Air vice-marshal Catherine Roberts, commander of Australia’s new defence space command
Air vice-marshal Catherine Roberts, commander of Australia’s new defence space command. Photograph: LAC Adam Abela/Department of Defence

“What is the line that takes you from competition to conflict? And if they did, you know, take one of our satellites out of geostationary orbit, is that a conflict? That has not happened in space yet. So we have to work through those red lines.”

Air commodore Nicholas Hogan, who joins the space command as the director general of space capability, raised concerns that the lack of established norms or laws in space created a “wild west” scenario.

Hogan said it was worth considering the response if the Russian anti-satellite test in November had occurred on the land or in the sea or air. “If another country created such a lasting impact on one of those domains for 10-plus years, what do you think our reaction would be?”

The commander of the US Space Command, Army General James Dickinson, told reporters in Canberra: “What we’ve seen over the last few years is really an increase in trackable pieces of debris that we look at each and every day. I think today we’re up to close to 44,000 objects that we track, and in having an event like that just adds more to that problem.”

Dickinson also described China as “our pacing threat” and said “we’re watching very closely” but wouldn’t comment on whether the US has similar capabilities. He said the US defence secretary, Lloyd Austin, has issued him with five tenets of responsible space behaviour, including limiting the creation of long-lasting space debris.

Space for strategic restraint

Dr Cassandra Steer, a space law and policy expert from the Australian National University warned against “accelerating a global strategic race to the bottom”.

“We are already in a security dilemma in space: as each greater power points the finger at the other for threatening the space environment, in response the other great powers ramp up their own space military programs, and we find ourselves in an upward spiral towards a less stable, more risky space environment,” Steer said.

Steer said Russia and China saw the very existence of the US space force to be a threat. In addition to the Russian anti-satellite weapon test in November last year, she cited previous tests by China (2007), the US (2008) and India (2019).

While Steer believes Australia needs a space command and a space strategy, she also said Australia must be “very conscious of the policy positions and statements we make”.

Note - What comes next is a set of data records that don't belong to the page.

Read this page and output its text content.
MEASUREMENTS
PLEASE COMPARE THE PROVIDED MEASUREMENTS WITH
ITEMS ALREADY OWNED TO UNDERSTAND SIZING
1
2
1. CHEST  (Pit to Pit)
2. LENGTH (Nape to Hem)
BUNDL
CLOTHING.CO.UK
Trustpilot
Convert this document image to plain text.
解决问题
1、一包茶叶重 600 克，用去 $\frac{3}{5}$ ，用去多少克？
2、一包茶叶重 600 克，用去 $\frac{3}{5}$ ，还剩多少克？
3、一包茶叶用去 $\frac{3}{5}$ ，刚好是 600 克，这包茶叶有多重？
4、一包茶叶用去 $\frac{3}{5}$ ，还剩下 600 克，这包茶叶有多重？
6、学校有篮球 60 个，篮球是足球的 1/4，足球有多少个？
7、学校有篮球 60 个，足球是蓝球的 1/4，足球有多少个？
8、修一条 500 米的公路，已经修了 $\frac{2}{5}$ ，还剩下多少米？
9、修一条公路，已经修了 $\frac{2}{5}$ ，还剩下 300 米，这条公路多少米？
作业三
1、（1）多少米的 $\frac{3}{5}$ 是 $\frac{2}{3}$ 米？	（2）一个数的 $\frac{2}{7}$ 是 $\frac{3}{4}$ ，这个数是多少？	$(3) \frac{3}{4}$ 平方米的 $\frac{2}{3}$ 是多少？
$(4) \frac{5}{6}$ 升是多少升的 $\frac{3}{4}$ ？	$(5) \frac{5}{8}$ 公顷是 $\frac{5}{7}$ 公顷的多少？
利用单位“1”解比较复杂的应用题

“Together with the UK, Japan, Canada, NZ, Germany, France and others, we should be advocating for responsible behaviours in space, and a return to strategic restraint,” Steer said. “We cannot afford to have space become a theatre of war.”

While Dutton appeared to keep the door open to a US-style space force in the future, Steer said Australia did not have the size nor the technological capability to build a separate force.

“We don’t need to do a copy-cat of our largest ally,” Steer said.

“Space command, and even US space force, is about technological capabilities in space to support terrestrial military operations, and to protect space systems. That doesn’t need ‘boots on the moon’ or even people in space. To talk about an Australian space force is misplaced, and potentially an escalatory statement.”

On Tuesday, the defence department revealed space command’s logo, together with the slogan “the ultimate high ground”. These attracted some mirth online, but were perhaps not as contentious as the logo for the space force launched by the former US president Donald Trump in 2019.

Defence has earmarked plans to invest $7bn in space capabilities over the next 10 years – spending that has been supported by the opposition in the lead-up to the federal election due in May.

That includes a tender known as JP 9102, with a winning bidder expected to be announced this year, to deliver at least two, and as many as four, military communication satellites.

Roberts said she wanted that capability to be achieved urgently, amid concerns Australia is “so far behind” in its awareness of the space domain.

“We need to be able to deliver and contribute space capability a lot faster than was planned in the integrated investment plan.”